ザ・ビーチ・ボーイズの天才ブライアン・ウィルソン、生涯にわたる前衛であったフランク・ザッパ、のちにCSN&Yを結成するデヴィッド・クロスビーにスティーヴン・スティルス、カリスマのまま夭折したドアーズのジム・モリソンなど、類は友を呼ぶが如く、多くのミュージシャンが集まってきた。
ミュージシャンたちは互いの家を往き来しながら、のちに「ウエストコースト・ロック」とも呼ばれ、それまでの商業主義的なものとは異なる、料理に例えれば「地産地消」の手づくりの音楽を創り出していく。「自由で美しい土地」とも表現されるローレル・キャニオンではミュージシャンどうしのケミストリー(化学反応)が起こっていたのだ。
ローレル・キャニオンの中心部 /『エコー・イン・ザ・キャニオン』 (c) 2019 Echo In The Canyon LLC ALL RIGHTS RESERVED.

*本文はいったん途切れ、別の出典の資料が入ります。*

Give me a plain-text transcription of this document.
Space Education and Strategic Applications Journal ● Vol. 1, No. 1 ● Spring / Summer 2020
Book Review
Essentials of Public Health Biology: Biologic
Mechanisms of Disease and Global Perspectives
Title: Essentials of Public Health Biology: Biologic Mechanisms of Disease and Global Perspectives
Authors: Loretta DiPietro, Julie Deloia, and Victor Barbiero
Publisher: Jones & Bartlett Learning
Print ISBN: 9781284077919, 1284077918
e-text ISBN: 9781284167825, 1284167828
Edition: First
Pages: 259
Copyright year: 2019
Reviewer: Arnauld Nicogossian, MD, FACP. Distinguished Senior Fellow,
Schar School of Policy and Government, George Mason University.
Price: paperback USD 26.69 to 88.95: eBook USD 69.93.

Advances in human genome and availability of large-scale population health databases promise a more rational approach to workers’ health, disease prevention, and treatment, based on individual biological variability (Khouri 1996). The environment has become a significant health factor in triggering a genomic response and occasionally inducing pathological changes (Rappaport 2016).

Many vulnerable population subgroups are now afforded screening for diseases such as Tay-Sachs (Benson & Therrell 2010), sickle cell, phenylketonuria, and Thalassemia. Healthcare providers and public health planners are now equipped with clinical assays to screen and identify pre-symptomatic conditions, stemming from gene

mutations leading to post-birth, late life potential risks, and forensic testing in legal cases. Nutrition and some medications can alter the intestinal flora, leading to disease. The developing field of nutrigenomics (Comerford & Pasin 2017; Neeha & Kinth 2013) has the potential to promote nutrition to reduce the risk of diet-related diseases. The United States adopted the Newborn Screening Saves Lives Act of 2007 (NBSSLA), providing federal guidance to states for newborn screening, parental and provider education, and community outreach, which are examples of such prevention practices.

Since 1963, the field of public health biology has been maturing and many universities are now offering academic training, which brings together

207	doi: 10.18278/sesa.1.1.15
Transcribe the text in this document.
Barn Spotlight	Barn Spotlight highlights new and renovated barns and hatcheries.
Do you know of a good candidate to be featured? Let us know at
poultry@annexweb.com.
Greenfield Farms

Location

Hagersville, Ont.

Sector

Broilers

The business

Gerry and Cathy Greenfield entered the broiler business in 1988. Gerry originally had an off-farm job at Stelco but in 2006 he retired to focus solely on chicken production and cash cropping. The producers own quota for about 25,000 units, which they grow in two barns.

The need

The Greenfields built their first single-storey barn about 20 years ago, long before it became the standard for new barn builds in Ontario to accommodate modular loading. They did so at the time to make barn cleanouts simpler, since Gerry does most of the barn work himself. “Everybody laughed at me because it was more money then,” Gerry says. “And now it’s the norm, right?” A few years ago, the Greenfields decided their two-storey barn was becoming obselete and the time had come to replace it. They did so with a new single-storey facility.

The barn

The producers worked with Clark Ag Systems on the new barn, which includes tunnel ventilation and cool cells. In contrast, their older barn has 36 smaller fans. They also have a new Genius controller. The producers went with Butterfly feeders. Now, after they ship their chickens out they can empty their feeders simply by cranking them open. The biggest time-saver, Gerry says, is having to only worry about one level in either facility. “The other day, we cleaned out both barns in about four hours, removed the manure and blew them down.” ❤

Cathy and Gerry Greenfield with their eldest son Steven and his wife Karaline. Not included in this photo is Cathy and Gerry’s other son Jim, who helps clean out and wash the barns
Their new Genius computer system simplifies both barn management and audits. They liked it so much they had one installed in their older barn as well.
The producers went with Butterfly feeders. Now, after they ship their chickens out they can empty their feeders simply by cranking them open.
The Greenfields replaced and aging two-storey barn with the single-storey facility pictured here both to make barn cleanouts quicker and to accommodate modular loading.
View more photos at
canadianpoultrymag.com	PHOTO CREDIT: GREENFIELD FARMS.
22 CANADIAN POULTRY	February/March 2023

映画「エコー・イン・ザ・キャニオン」は、当時この地に住んでいた、あるいは訪れていたミュージシャンたち(みな音楽界のレジェンドばかりだ)にインタビューを重ねながら、1960年代後半、この場所で何が起きていたかを検証していく興味深いドキュメンタリーだ。
ビートルズもやって来た
作品の冒頭には、まずタイトルともなっている「エコー(echo)」について次のような説明が入る。
「アイデア 感情 スタイルや出来事の類似 または繰り返し(a close parallel or repetition of an idea, feeling, style, or event)」、つまりローレル・キャニオンという場所で起きていた現象について、「エコー」という言葉で集約しながら表現しているのだ。それは谷間に響き合う音楽というイメージにも重なる。
作品では、一見すると田舎町のようなローレル・キャニオンの俯瞰映像を映しながら、この場所に対してのミュージシャンやプロデューサーたちの愛着にも似た証言が続く。